IVCVLGAug 16, 2023

Hierarchical Uncertainty Estimation for Medical Image Segmentation Networks

arXiv:2308.08465v1h-index: 53
Originality Incremental advance
AI Analysis

This addresses the problem of building trustworthy segmentation models for medical imaging by handling uncertainties from noise and annotation errors, though it is incremental as it builds on existing hierarchical architectures like U-net.

The paper tackles uncertainty estimation in medical image segmentation by proposing a hierarchical method that leverages skip-connections to model multi-level uncertainties, achieving high segmentation performance and providing meaningful uncertainty maps for out-of-distribution detection.

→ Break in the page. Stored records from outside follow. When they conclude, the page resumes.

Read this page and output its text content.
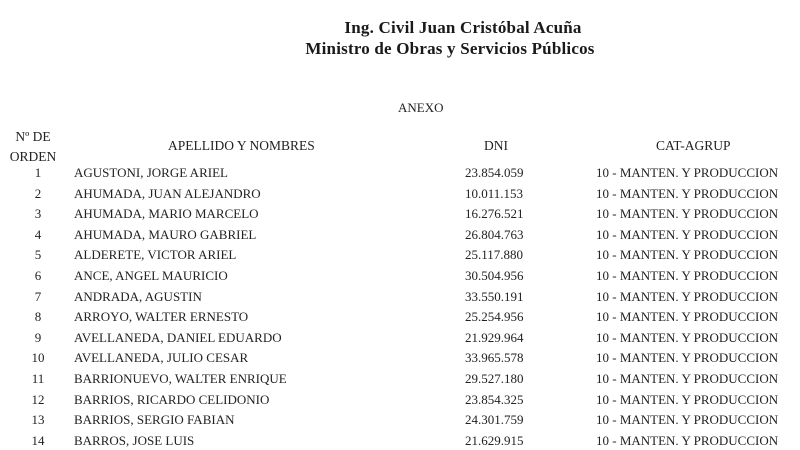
Ing. Civil Juan Cristóbal Acuña
Ministro de Obras y Servicios Públicos
ANEXO
Nº DE
ORDEN
APELLIDO Y NOMBRES	DNI	CAT-AGRUP
1	AGUSTONI, JORGE ARIEL	23.854.059	10 - MANTEN. Y PRODUCCION
2	AHUMADA, JUAN ALEJANDRO	10.011.153	10 - MANTEN. Y PRODUCCION
3	AHUMADA, MARIO MARCELO	16.276.521	10 - MANTEN. Y PRODUCCION
4	AHUMADA, MAURO GABRIEL	26.804.763	10 - MANTEN. Y PRODUCCION
5	ALDERETE, VICTOR ARIEL	25.117.880	10 - MANTEN. Y PRODUCCION
6	ANCE, ANGEL MAURICIO	30.504.956	10 - MANTEN. Y PRODUCCION
7	ANDRADA, AGUSTIN	33.550.191	10 - MANTEN. Y PRODUCCION
8	ARROYO, WALTER ERNESTO	25.254.956	10 - MANTEN. Y PRODUCCION
9	AVELLANEDA, DANIEL EDUARDO	21.929.964	10 - MANTEN. Y PRODUCCION
10	AVELLANEDA, JULIO CESAR	33.965.578	10 - MANTEN. Y PRODUCCION
11	BARRIONUEVO, WALTER ENRIQUE	29.527.180	10 - MANTEN. Y PRODUCCION
12	BARRIOS, RICARDO CELIDONIO	23.854.325	10 - MANTEN. Y PRODUCCION
13	BARRIOS, SERGIO FABIAN	24.301.759	10 - MANTEN. Y PRODUCCION
14	BARROS, JOSE LUIS	21.629.915	10 - MANTEN. Y PRODUCCION
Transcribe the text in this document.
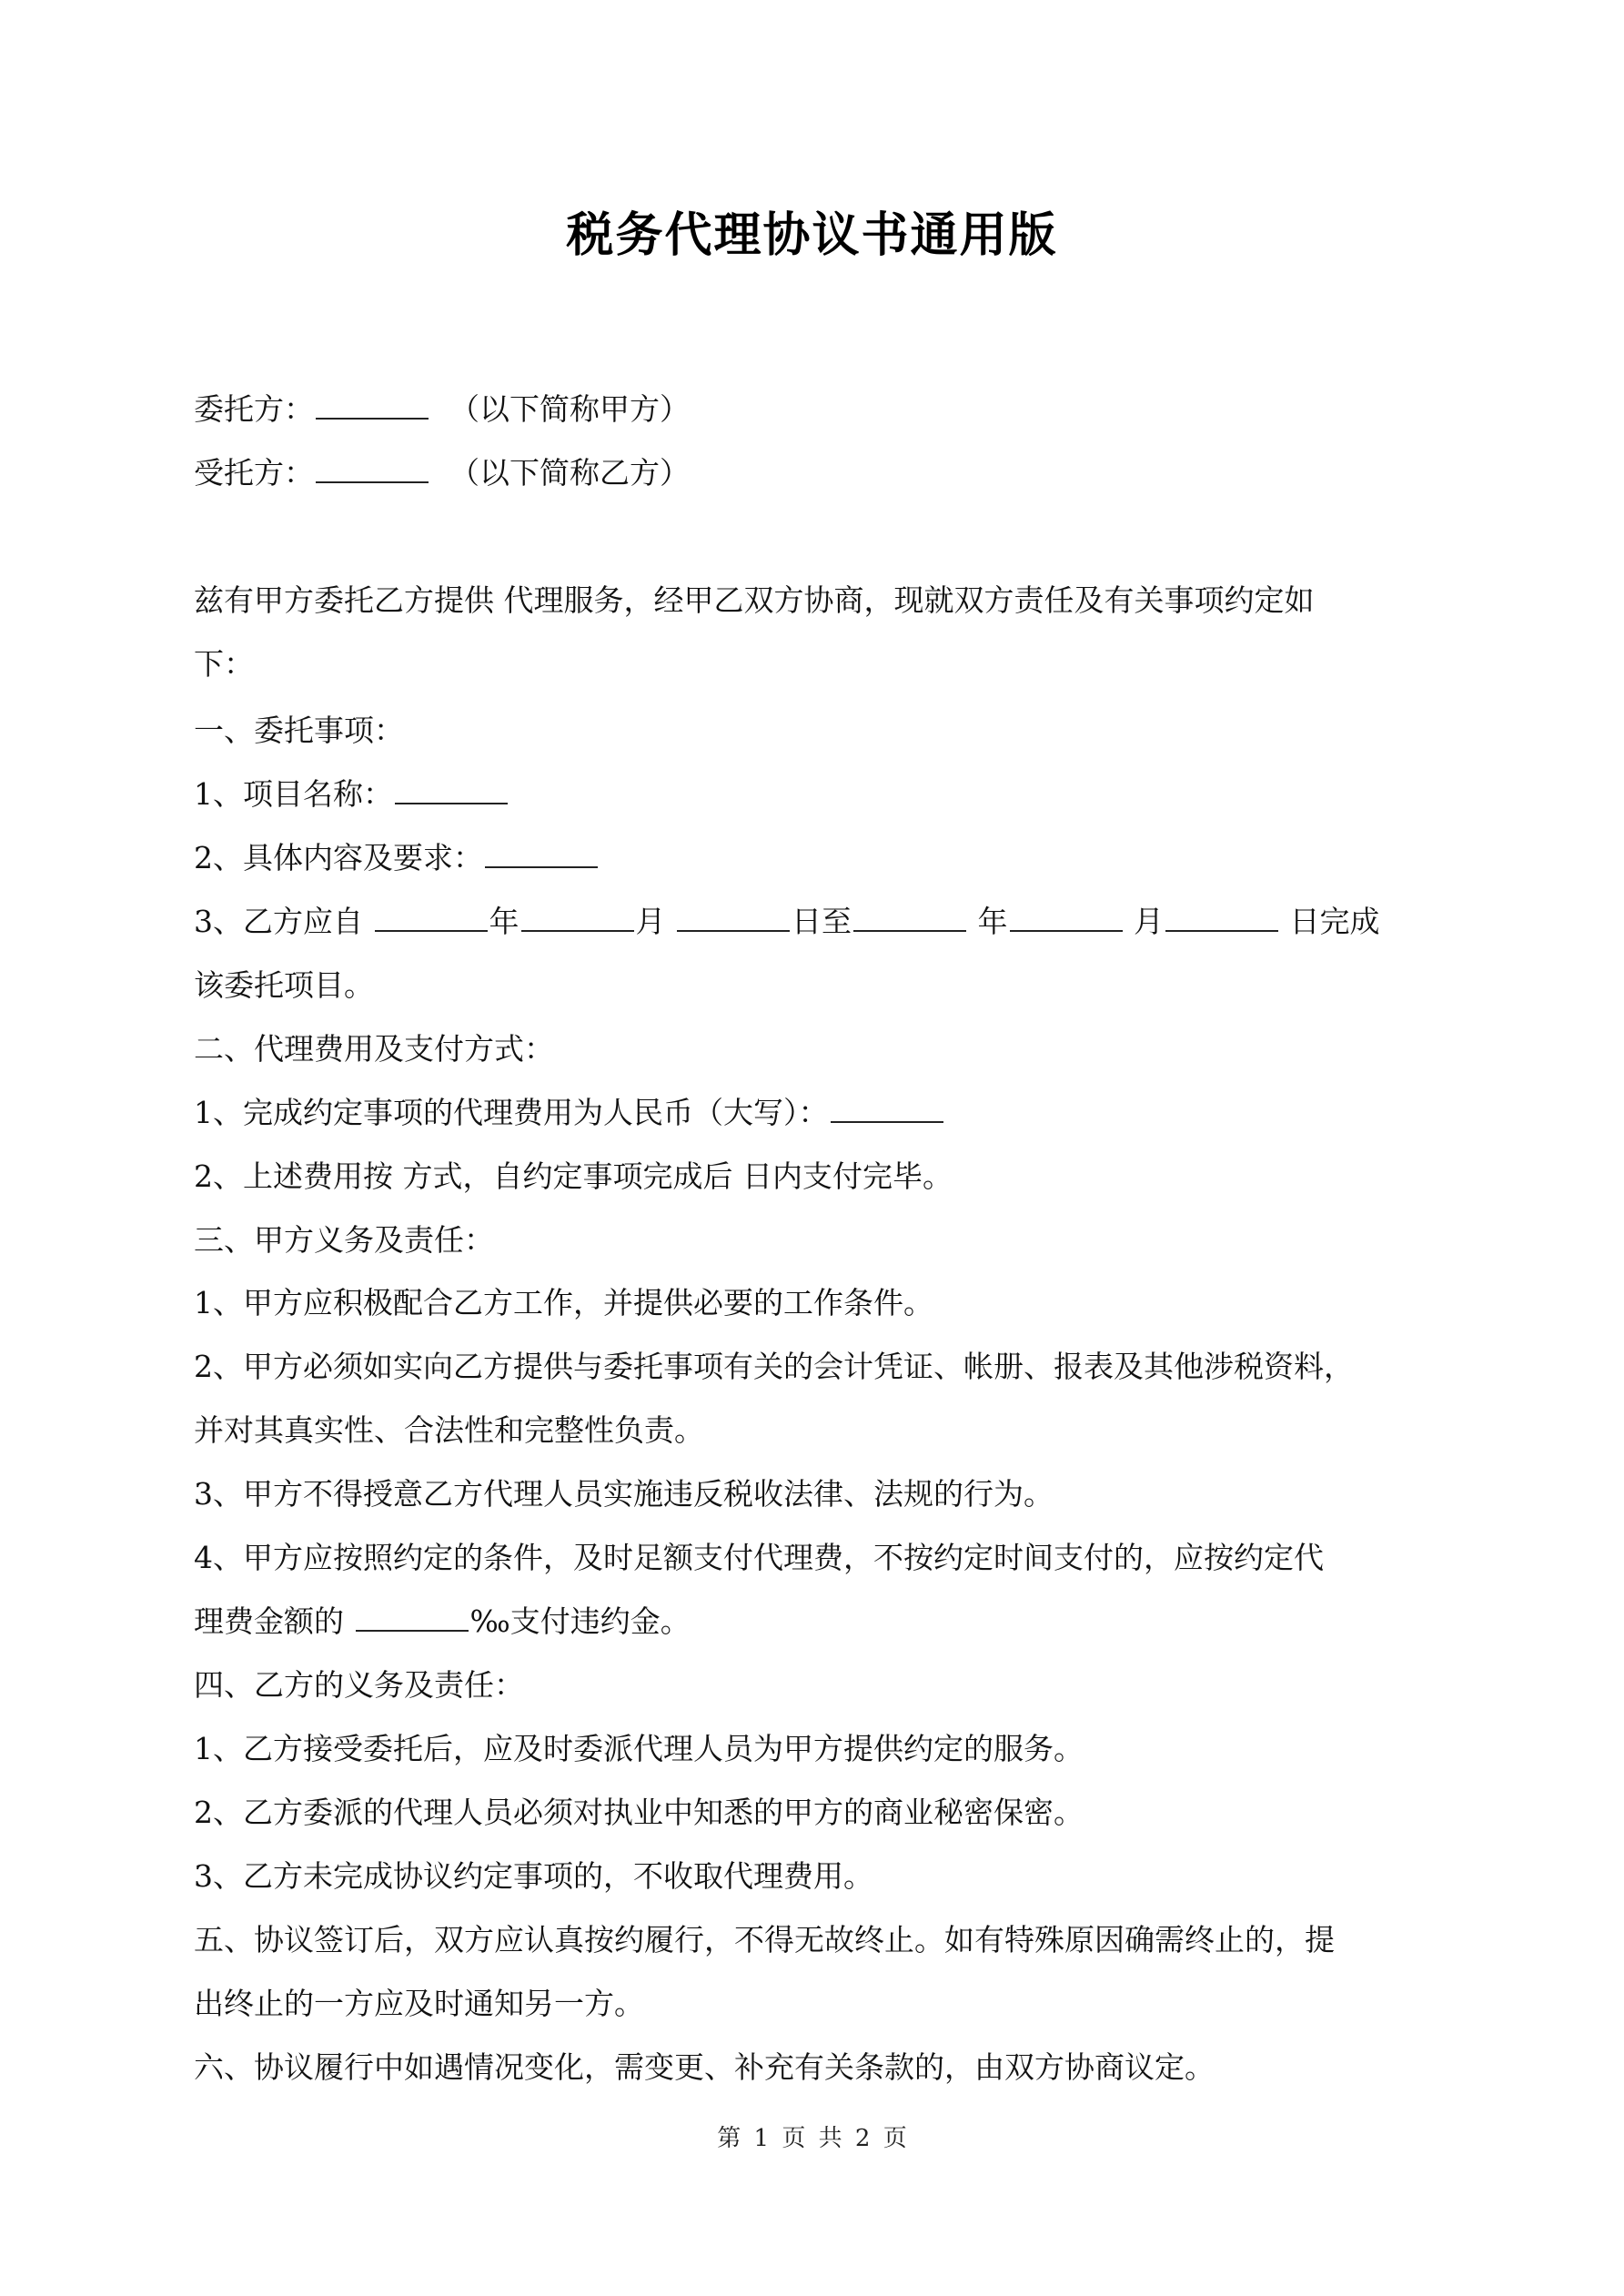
税务代理协议书通用版
委托方：	（以下简称甲方）
受托方：	（以下简称乙方）
兹有甲方委托乙方提供 代理服务，经甲乙双方协商，现就双方责任及有关事项约定如
下：
一、委托事项：
1、项目名称：
2、具体内容及要求：
3、乙方应自	年	月	日至	年	月	日完成
该委托项目。
二、代理费用及支付方式：
1、完成约定事项的代理费用为人民币（大写）：
2、上述费用按 方式，自约定事项完成后 日内支付完毕。
三、甲方义务及责任：
1、甲方应积极配合乙方工作，并提供必要的工作条件。
2、甲方必须如实向乙方提供与委托事项有关的会计凭证、帐册、报表及其他涉税资料，
并对其真实性、合法性和完整性负责。
3、甲方不得授意乙方代理人员实施违反税收法律、法规的行为。
4、甲方应按照约定的条件，及时足额支付代理费，不按约定时间支付的，应按约定代
理费金额的	‰支付违约金。
四、乙方的义务及责任：
1、乙方接受委托后，应及时委派代理人员为甲方提供约定的服务。
2、乙方委派的代理人员必须对执业中知悉的甲方的商业秘密保密。
3、乙方未完成协议约定事项的，不收取代理费用。
五、协议签订后，双方应认真按约履行，不得无故终止。如有特殊原因确需终止的，提
出终止的一方应及时通知另一方。
六、协议履行中如遇情况变化，需变更、补充有关条款的，由双方协商议定。
第 1 页 共 2 页
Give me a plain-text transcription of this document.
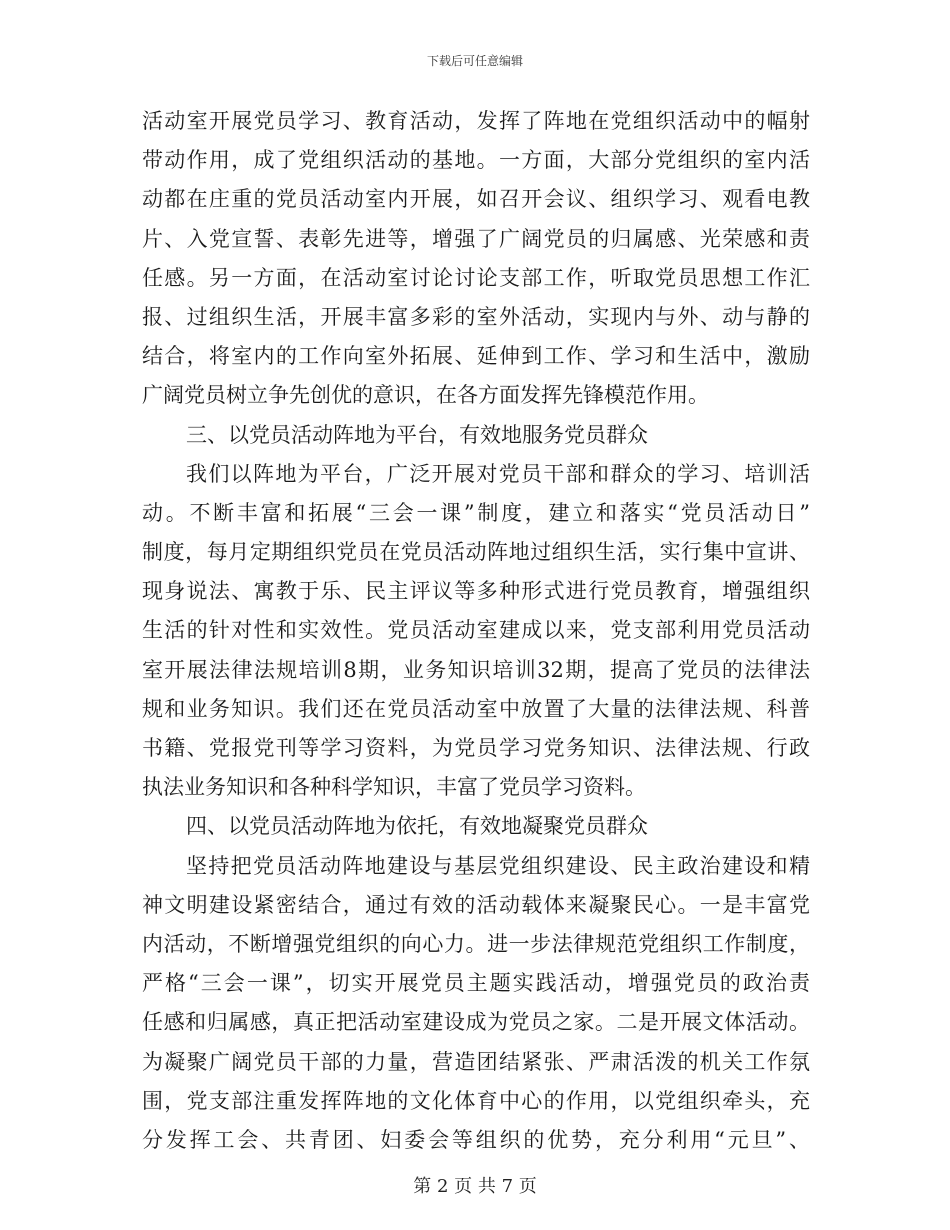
下载后可任意编辑
活动室开展党员学习、教育活动，发挥了阵地在党组织活动中的幅射
带动作用，成了党组织活动的基地。一方面，大部分党组织的室内活
动都在庄重的党员活动室内开展，如召开会议、组织学习、观看电教
片、入党宣誓、表彰先进等，增强了广阔党员的归属感、光荣感和责
任感。另一方面，在活动室讨论讨论支部工作，听取党员思想工作汇
报、过组织生活，开展丰富多彩的室外活动，实现内与外、动与静的
结合，将室内的工作向室外拓展、延伸到工作、学习和生活中，激励
广阔党员树立争先创优的意识，在各方面发挥先锋模范作用。
三、以党员活动阵地为平台，有效地服务党员群众
我们以阵地为平台，广泛开展对党员干部和群众的学习、培训活
动。不断丰富和拓展“三会一课”制度，建立和落实“党员活动日”
制度，每月定期组织党员在党员活动阵地过组织生活，实行集中宣讲、
现身说法、寓教于乐、民主评议等多种形式进行党员教育，增强组织
生活的针对性和实效性。党员活动室建成以来，党支部利用党员活动
室开展法律法规培训8期，业务知识培训32期，提高了党员的法律法
规和业务知识。我们还在党员活动室中放置了大量的法律法规、科普
书籍、党报党刊等学习资料，为党员学习党务知识、法律法规、行政
执法业务知识和各种科学知识，丰富了党员学习资料。
四、以党员活动阵地为依托，有效地凝聚党员群众
坚持把党员活动阵地建设与基层党组织建设、民主政治建设和精
神文明建设紧密结合，通过有效的活动载体来凝聚民心。一是丰富党
内活动，不断增强党组织的向心力。进一步法律规范党组织工作制度，
严格“三会一课”，切实开展党员主题实践活动，增强党员的政治责
任感和归属感，真正把活动室建设成为党员之家。二是开展文体活动。
为凝聚广阔党员干部的力量，营造团结紧张、严肃活泼的机关工作氛
围，党支部注重发挥阵地的文化体育中心的作用，以党组织牵头，充
分发挥工会、共青团、妇委会等组织的优势，充分利用“元旦”、
第 2 页 共 7 页
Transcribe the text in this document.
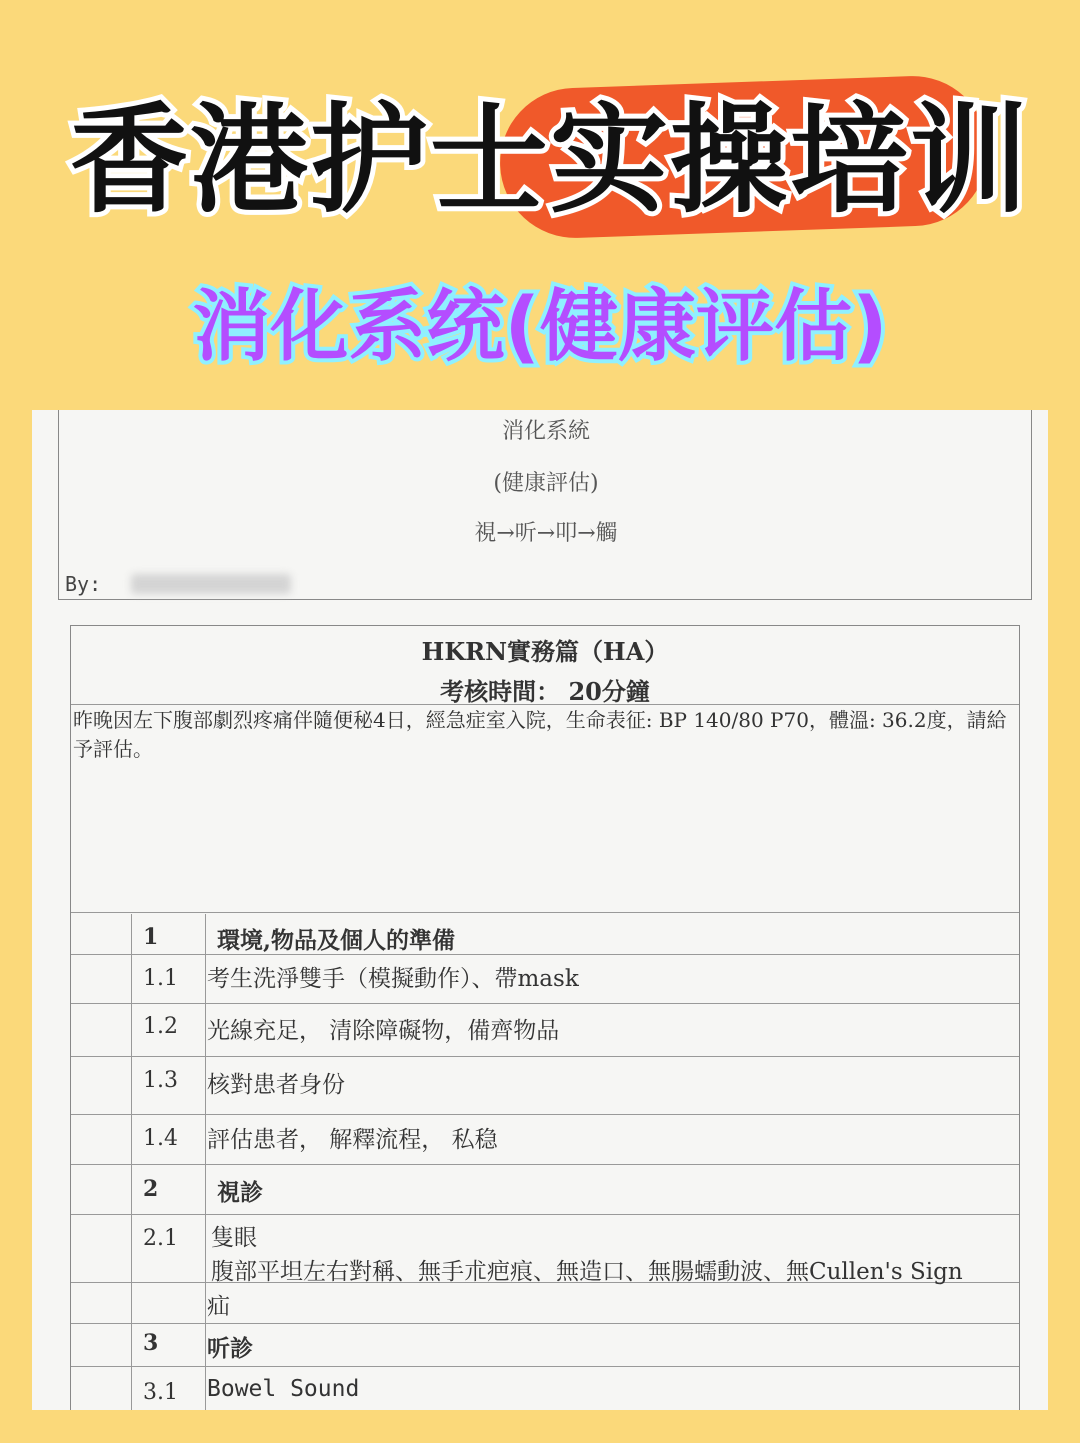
香港护士实操培训
消化系统(健康评估)
消化系統
(健康評估)
視→听→叩→觸
By:
HKRN實務篇（HA）
考核時間： 20分鐘
昨晚因左下腹部劇烈疼痛伴隨便秘4日，經急症室入院，生命表征: BP 140/80 P70，體溫: 36.2度，請給予評估。
1	環境,物品及個人的準備
1.1 考生洗淨雙手（模擬動作）、帶mask
1.2 光線充足， 清除障礙物，備齊物品
1.3 核對患者身份
1.4 評估患者， 解釋流程， 私稳
2	視診
2.1 隻眼
腹部平坦左右對稱、無手朮疤痕、無造口、無腸蠕動波、無Cullen's Sign
疝
3 听診
3.1 Bowel Sound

Learning a medical image segmentation model is an inherently ambiguous task, as uncertainties exist in both images (noise) and manual annotations (human errors and bias) used for model training. To build a trustworthy image segmentation model, it is important to not just evaluate its performance but also estimate the uncertainty of the model prediction. Most state-of-the-art image segmentation networks adopt a hierarchical encoder architecture, extracting image features at multiple resolution levels from fine to coarse. In this work, we leverage this hierarchical image representation and propose a simple yet effective method for estimating uncertainties at multiple levels. The multi-level uncertainties are modelled via the skip-connection module and then sampled to generate an uncertainty map for the predicted image segmentation. We demonstrate that a deep learning segmentation network such as U-net, when implemented with such hierarchical uncertainty estimation module, can achieve a high segmentation performance, while at the same time provide meaningful uncertainty maps that can be used for out-of-distribution detection.